Notifíquese la presente sentencia a las partes y a la Fiscalía de este Tribunal Superior de Justicia.
Se puede realizar el ingreso por transferencia bancaria desde una cuenta corriente abierta en cualquier entidad bancaria distinta de BANCO DE SANTANDER. Para ello ha de seguir todos los pasos siguientes:
Emitir la transferencia a la cuenta bancaria siguiente: IBAN ES55 0049 3569 9200 0500 1274. En el campo ordenante, se indicará como mínimo el nombre o razón social de la persona física o jurídica obligada a hacer el ingreso y si es posible, el nif /cif de la misma. En el campo beneficiario, se identificará al juzgado o tribunal que ordena el ingreso. En el campo "observaciones o concepto de la transferencia", se consignarán los 16 dígitos que corresponden al procedimiento 2827- 0000-00-1273-22.
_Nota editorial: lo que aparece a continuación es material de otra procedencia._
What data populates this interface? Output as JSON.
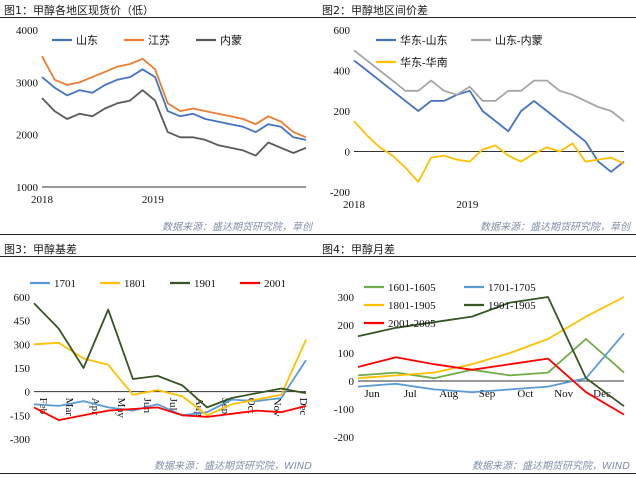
{
  "charts": [
    {
      "title": "图1：甲醇各地区现货价（低）",
      "source": "数据来源：盛达期货研究院，草创"
    },
    {
      "title": "图2：甲醇地区间价差",
      "source": "数据来源：盛达期货研究院，草创"
    },
    {
      "title": "图3：甲醇基差",
      "source": "数据来源：盛达期货研究院，WIND"
    },
    {
      "title": "图4：甲醇月差",
      "source": "数据来源：盛达期货研究院，WIND"
    }
  ],
  "chart_data": [
    {
      "type": "line",
      "title": "图1：甲醇各地区现货价（低）",
      "x_tick_labels": [
        "2018",
        "2019"
      ],
      "ylim": [
        1000,
        4000
      ],
      "y_ticks": [
        1000,
        2000,
        3000,
        4000
      ],
      "legend_position": "top",
      "grid": false,
      "x": [
        0,
        1,
        2,
        3,
        4,
        5,
        6,
        7,
        8,
        9,
        10,
        11,
        12,
        13,
        14,
        15,
        16,
        17,
        18,
        19,
        20,
        21
      ],
      "series": [
        {
          "name": "山东",
          "color": "#4472C4",
          "values": [
            3100,
            2900,
            2750,
            2850,
            2800,
            2950,
            3050,
            3100,
            3250,
            3100,
            2450,
            2350,
            2400,
            2300,
            2250,
            2200,
            2150,
            2050,
            2200,
            2150,
            1950,
            1900
          ]
        },
        {
          "name": "江苏",
          "color": "#ED7D31",
          "values": [
            3500,
            3050,
            2950,
            3000,
            3100,
            3200,
            3300,
            3350,
            3450,
            3250,
            2600,
            2450,
            2500,
            2450,
            2400,
            2350,
            2300,
            2200,
            2350,
            2250,
            2050,
            1950
          ]
        },
        {
          "name": "内蒙",
          "color": "#595959",
          "values": [
            2700,
            2450,
            2300,
            2400,
            2350,
            2500,
            2600,
            2650,
            2850,
            2650,
            2050,
            1950,
            1950,
            1900,
            1800,
            1750,
            1700,
            1600,
            1850,
            1750,
            1650,
            1750
          ]
        }
      ]
    },
    {
      "type": "line",
      "title": "图2：甲醇地区间价差",
      "x_tick_labels": [
        "2018",
        "2019"
      ],
      "ylim": [
        -200,
        600
      ],
      "y_ticks": [
        -200,
        0,
        200,
        400,
        600
      ],
      "legend_position": "top",
      "grid": false,
      "x": [
        0,
        1,
        2,
        3,
        4,
        5,
        6,
        7,
        8,
        9,
        10,
        11,
        12,
        13,
        14,
        15,
        16,
        17,
        18,
        19,
        20,
        21
      ],
      "series": [
        {
          "name": "华东-山东",
          "color": "#4472C4",
          "values": [
            450,
            400,
            350,
            300,
            250,
            200,
            250,
            250,
            280,
            300,
            200,
            150,
            100,
            200,
            250,
            200,
            150,
            100,
            50,
            -50,
            -100,
            -50
          ]
        },
        {
          "name": "山东-内蒙",
          "color": "#A5A5A5",
          "values": [
            500,
            450,
            400,
            350,
            300,
            300,
            350,
            300,
            280,
            320,
            250,
            250,
            300,
            300,
            350,
            350,
            300,
            280,
            250,
            220,
            200,
            150
          ]
        },
        {
          "name": "华东-华南",
          "color": "#FFC000",
          "values": [
            150,
            80,
            20,
            -20,
            -80,
            -150,
            -30,
            -20,
            -40,
            -50,
            10,
            30,
            -20,
            -50,
            -10,
            20,
            0,
            40,
            -50,
            -40,
            -30,
            -60
          ]
        }
      ]
    },
    {
      "type": "line",
      "title": "图3：甲醇基差",
      "x_tick_labels": [
        "Feb",
        "Mar",
        "Apr",
        "May",
        "Jun",
        "Jul",
        "Aug",
        "Sep",
        "Oct",
        "Nov",
        "Dec"
      ],
      "ylim": [
        -300,
        600
      ],
      "y_ticks": [
        -300,
        -150,
        0,
        150,
        300,
        450,
        600
      ],
      "legend_position": "top",
      "grid": false,
      "x": [
        0,
        1,
        2,
        3,
        4,
        5,
        6,
        7,
        8,
        9,
        10,
        11
      ],
      "series": [
        {
          "name": "1701",
          "color": "#5B9BD5",
          "values": [
            -80,
            -90,
            -60,
            -100,
            -120,
            -80,
            -150,
            -130,
            -50,
            -60,
            -40,
            200
          ]
        },
        {
          "name": "1801",
          "color": "#FFC000",
          "values": [
            300,
            310,
            210,
            170,
            -20,
            10,
            -30,
            -150,
            -80,
            -50,
            -20,
            330
          ]
        },
        {
          "name": "1901",
          "color": "#375623",
          "values": [
            560,
            400,
            150,
            520,
            80,
            100,
            40,
            -100,
            -40,
            -10,
            20,
            -10
          ]
        },
        {
          "name": "2001",
          "color": "#FF0000",
          "values": [
            -100,
            -180,
            -150,
            -120,
            -110,
            -100,
            -150,
            -160,
            -140,
            -120,
            -130,
            -90
          ]
        }
      ]
    },
    {
      "type": "line",
      "title": "图4：甲醇月差",
      "x_tick_labels": [
        "Jun",
        "Jul",
        "Aug",
        "Sep",
        "Oct",
        "Nov",
        "Dec"
      ],
      "ylim": [
        -200,
        300
      ],
      "y_ticks": [
        -200,
        -100,
        0,
        100,
        200,
        300
      ],
      "legend_position": "top",
      "grid": false,
      "x": [
        0,
        1,
        2,
        3,
        4,
        5,
        6,
        7
      ],
      "series": [
        {
          "name": "1601-1605",
          "color": "#70AD47",
          "values": [
            20,
            30,
            10,
            40,
            20,
            30,
            150,
            30
          ]
        },
        {
          "name": "1701-1705",
          "color": "#5B9BD5",
          "values": [
            -20,
            -10,
            -30,
            -40,
            -30,
            -20,
            10,
            170
          ]
        },
        {
          "name": "1801-1905",
          "color": "#FFC000",
          "values": [
            10,
            20,
            30,
            60,
            100,
            150,
            230,
            300
          ]
        },
        {
          "name": "1901-1905",
          "color": "#375623",
          "values": [
            160,
            190,
            210,
            230,
            280,
            300,
            10,
            -90
          ]
        },
        {
          "name": "2001-2005",
          "color": "#FF0000",
          "values": [
            50,
            85,
            60,
            40,
            60,
            80,
            -40,
            -120
          ]
        }
      ]
    }
  ]
}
Una vez adquiera firmeza la presente sentencia, devuélvanse los autos originales al Juzgado de lo Social de su procedencia, dejando de ello debida nota en los Libros de esta Sección de Sala.
Así, por esta nuestra sentencia, lo pronunciamos, mandamos y firmamos.
La difusión del texto de esta resolución a partes no interesadas en el proceso en el que ha sido dictada sólo podrá llevarse a cabo previa disociación de los datos de carácter personal que los mismos contuvieran y con pleno respeto al derecho a la intimidad, a los derechos de las personas que requieran un especial deber de tutela o a la garantía del anonimato de las víctimas o perjudicados, cuando proceda.
Los datos personales incluidos en esta resolución no podrán ser cedidos, ni comunicados con fines contrarios a las leyes.